Fox executives first noticed the binge-viewing phenomenon with “24” as fans bought DVDs of the Kiefer Sutherland drama, with some people watching multiple episodes in a single weekend.
Netflix said the practice exploded with “Breaking Bad,” the AMC drama starring Bryan Cranston as a cancer-ridden chemistry teacher turned meth dealer. The service found that 74 percent of subscribers who began with a single episode of the first season ended up watching the entire run.

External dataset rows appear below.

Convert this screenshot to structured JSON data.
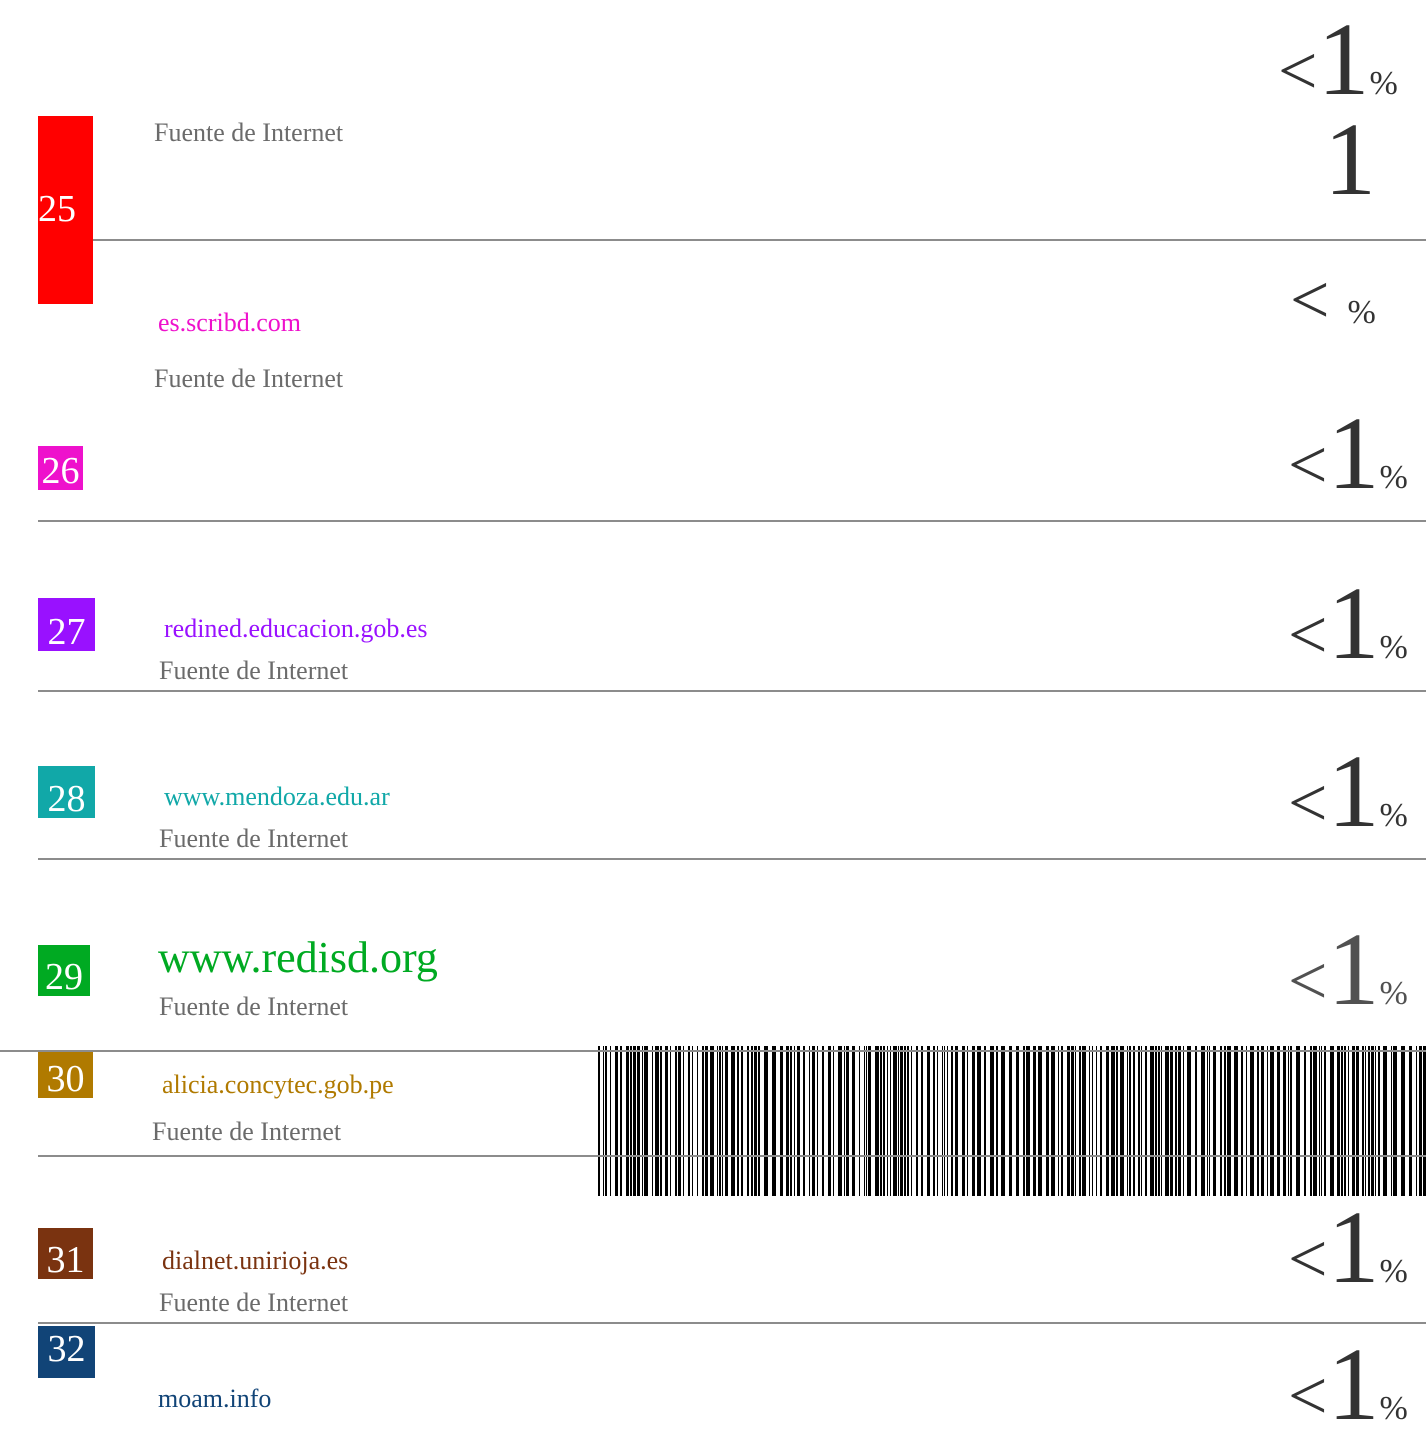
{
  "header_percent": {
    "lt": "<",
    "one": "1",
    "sym": "%"
  },
  "entries": [
    {
      "number": "25",
      "color": "#ff0000",
      "source": "",
      "type": "Fuente de Internet",
      "percent": {
        "lt": "",
        "one": "1",
        "sym": ""
      }
    },
    {
      "number": "26",
      "color": "#ee11cc",
      "source": "es.scribd.com",
      "type": "Fuente de Internet",
      "percent": {
        "lt": "<",
        "one": "",
        "sym": "%"
      },
      "percent2": {
        "lt": "<",
        "one": "1",
        "sym": "%"
      }
    },
    {
      "number": "27",
      "color": "#9911ff",
      "source": "redined.educacion.gob.es",
      "type": "Fuente de Internet",
      "percent": {
        "lt": "<",
        "one": "1",
        "sym": "%"
      }
    },
    {
      "number": "28",
      "color": "#11a8a8",
      "source": "www.mendoza.edu.ar",
      "type": "Fuente de Internet",
      "percent": {
        "lt": "<",
        "one": "1",
        "sym": "%"
      }
    },
    {
      "number": "29",
      "color": "#00aa22",
      "source": "www.redisd.org",
      "type": "Fuente de Internet",
      "percent": {
        "lt": "<",
        "one": "1",
        "sym": "%"
      }
    },
    {
      "number": "30",
      "color": "#b07a00",
      "source": "alicia.concytec.gob.pe",
      "type": "Fuente de Internet",
      "percent": {
        "lt": "",
        "one": "",
        "sym": ""
      }
    },
    {
      "number": "31",
      "color": "#7a3310",
      "source": "dialnet.unirioja.es",
      "type": "Fuente de Internet",
      "percent": {
        "lt": "<",
        "one": "1",
        "sym": "%"
      }
    },
    {
      "number": "32",
      "color": "#114477",
      "source": "moam.info",
      "type": "",
      "percent": {
        "lt": "<",
        "one": "1",
        "sym": "%"
      }
    }
  ]
}
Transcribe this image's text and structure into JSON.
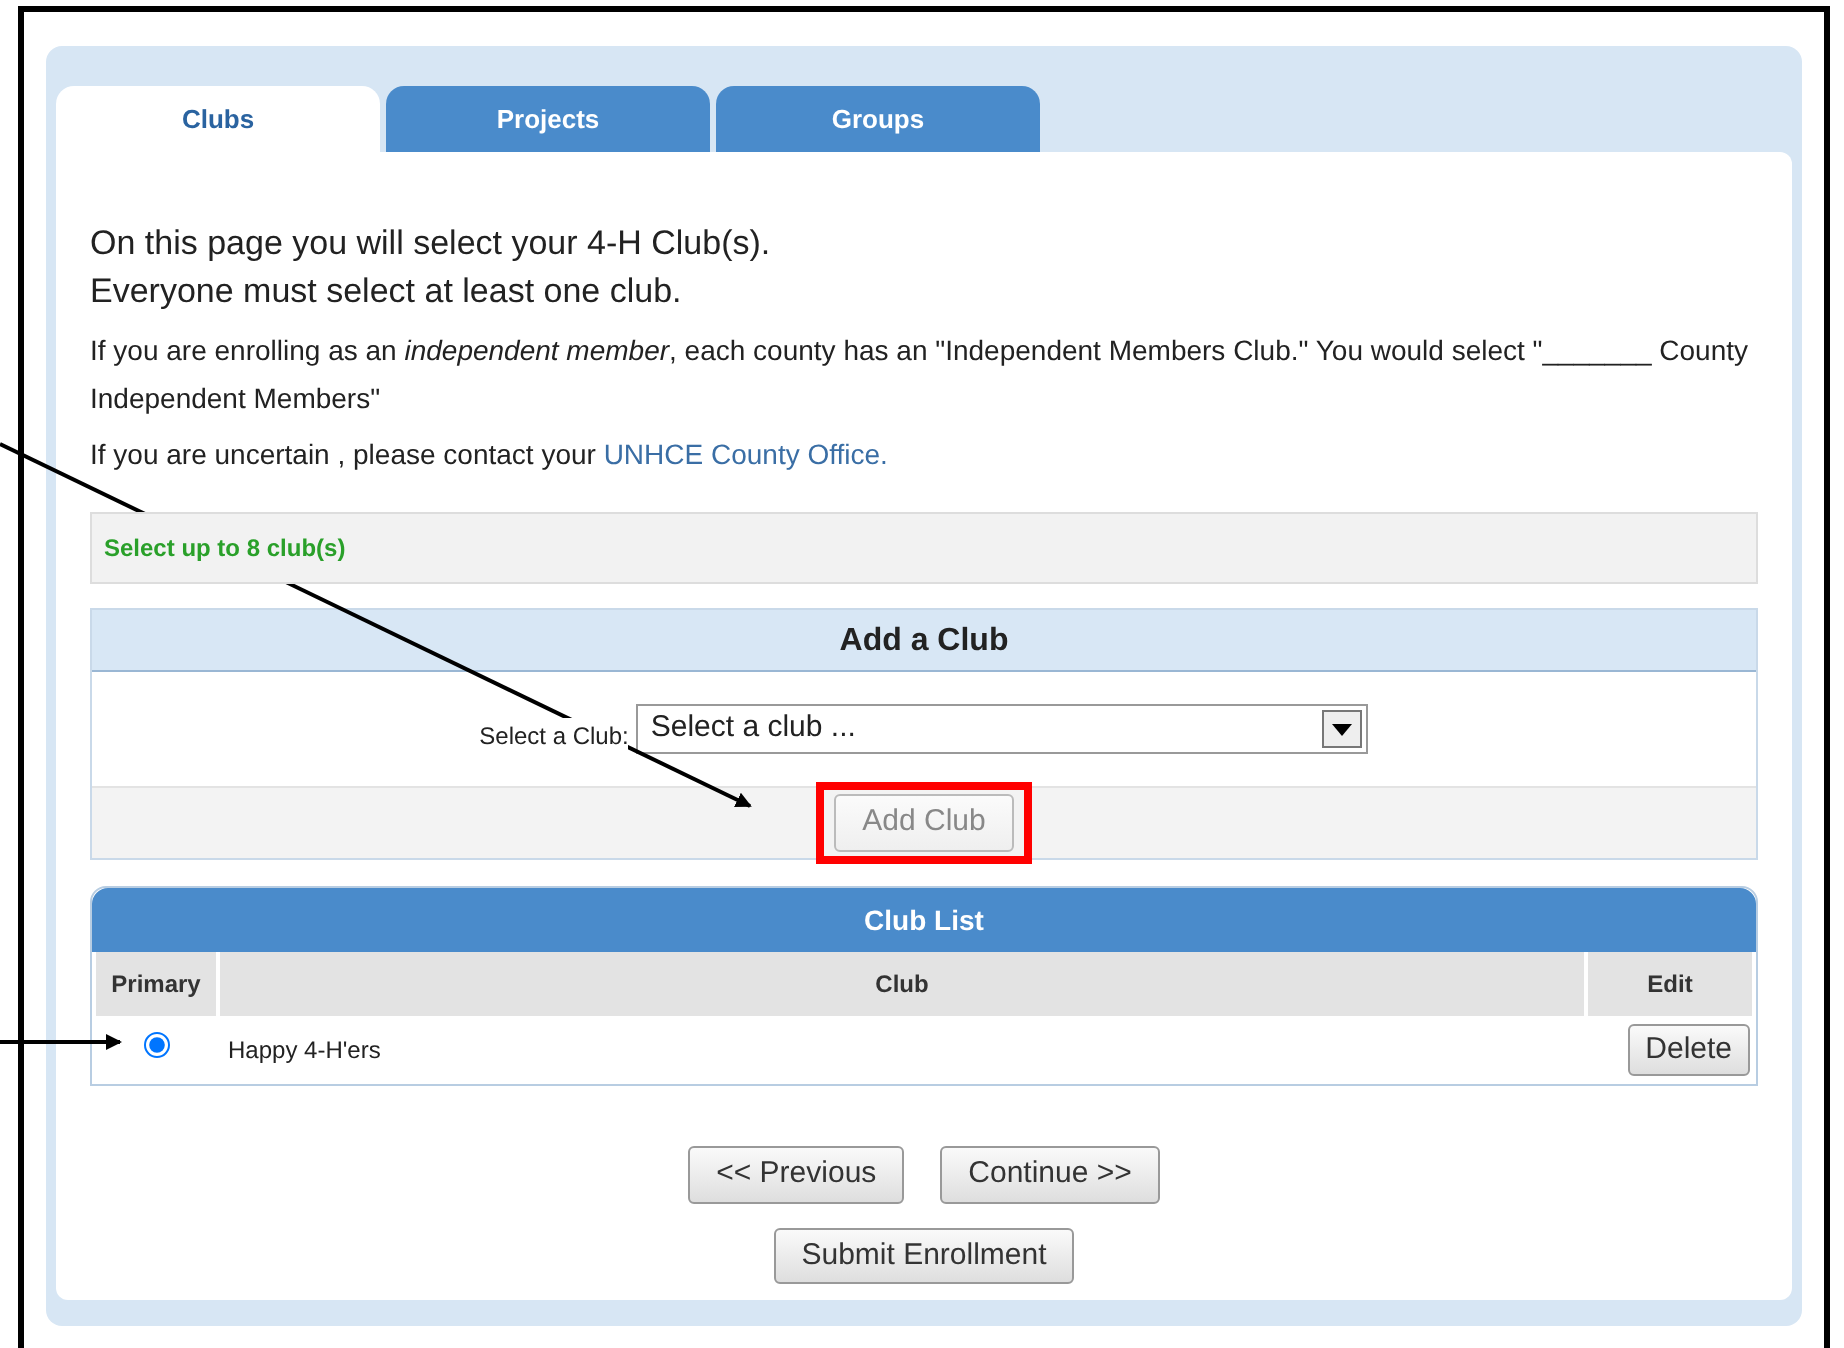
{
  "tabs": [
    {
      "label": "Clubs",
      "selected": true
    },
    {
      "label": "Projects",
      "selected": false
    },
    {
      "label": "Groups",
      "selected": false
    }
  ],
  "heading": [
    "On this page you will select your 4-H Club(s).",
    "Everyone must select at least one club."
  ],
  "intro": "If you are enrolling as an *independent member*, each county has an \"Independent Members Club.\" You would select \"_______ County Independent Members\"",
  "contact": {
    "text": "If you are uncertain , please contact your",
    "link": "UNHCE County Office."
  },
  "limit_note": "Select up to 8 club(s)",
  "add_club": {
    "title": "Add a Club",
    "select_label": "Select a Club:",
    "select_value": "Select a club ...",
    "button": {
      "label": "Add Club",
      "disabled": true,
      "highlighted": true
    }
  },
  "club_list": {
    "title": "Club List",
    "columns": [
      "Primary",
      "Club",
      "Edit"
    ],
    "rows": [
      {
        "primary": true,
        "club": "Happy 4-H'ers",
        "action": "Delete"
      }
    ]
  },
  "nav_buttons": [
    "<< Previous",
    "Continue >>"
  ],
  "submit": "Submit Enrollment"
}
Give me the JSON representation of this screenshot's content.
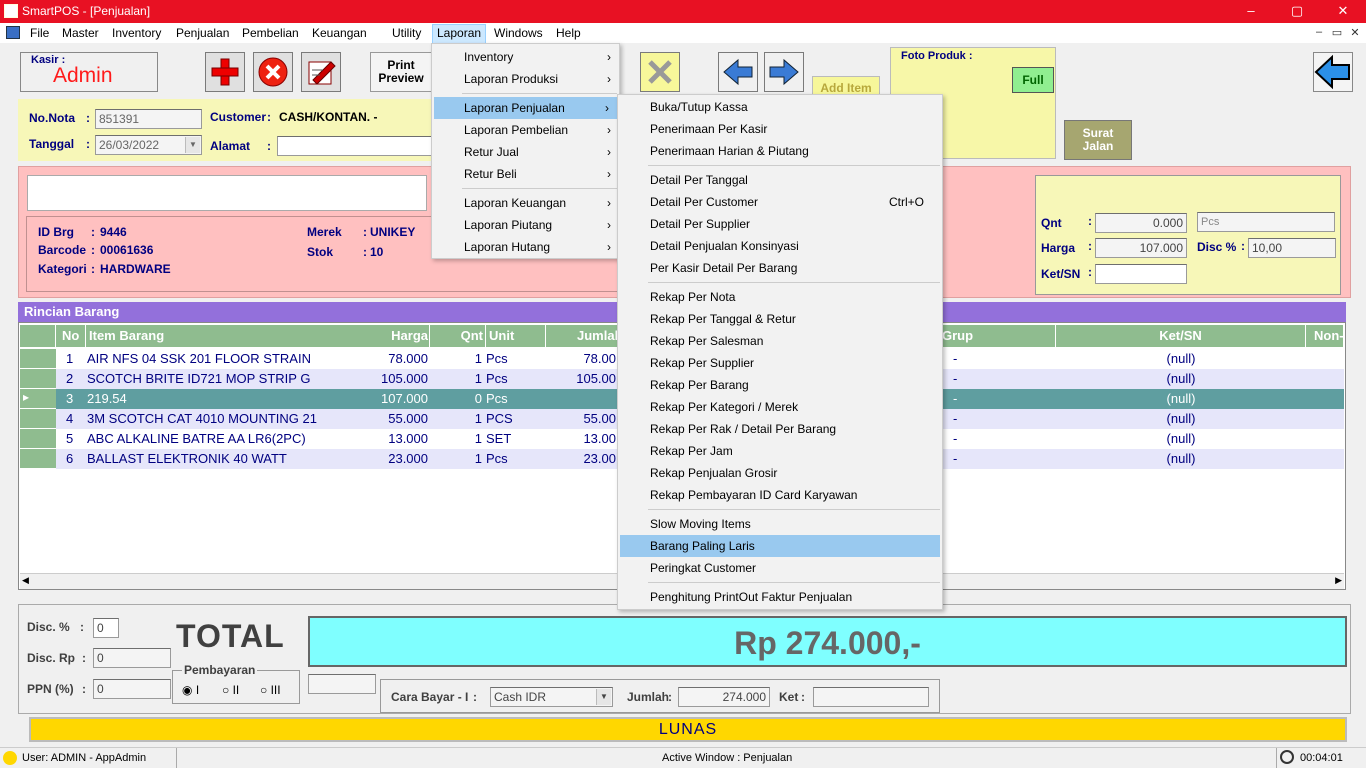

The percentages were even higher when Netflix studied subsequent seasons.
Vince Gilligan, creator of “Breaking Bad,” said these changing viewing habits are liberating writers from the conventional wisdom that individual TV episodes should be self-contained and stand on their own. “Breaking Bad” broke those rules and has seen its viewership grow every season, which is unusual for a serialized drama.
“I’d love to attribute that to how wonderful a show we have,” Gilligan said. “But if I’m being honest, I realize we’re riding a wave, a very new wave, that has been very beneficial to us and to other serialized shows.”
To be sure, all-you-can-eat viewing is not a new phenomenon.
Networks broadcast TV “marathons” to provide catch-up viewing and create anticipation for a new season of a returning show. The boxed set, containing a complete season’s worth of TV shows, has made for countless lost weekends.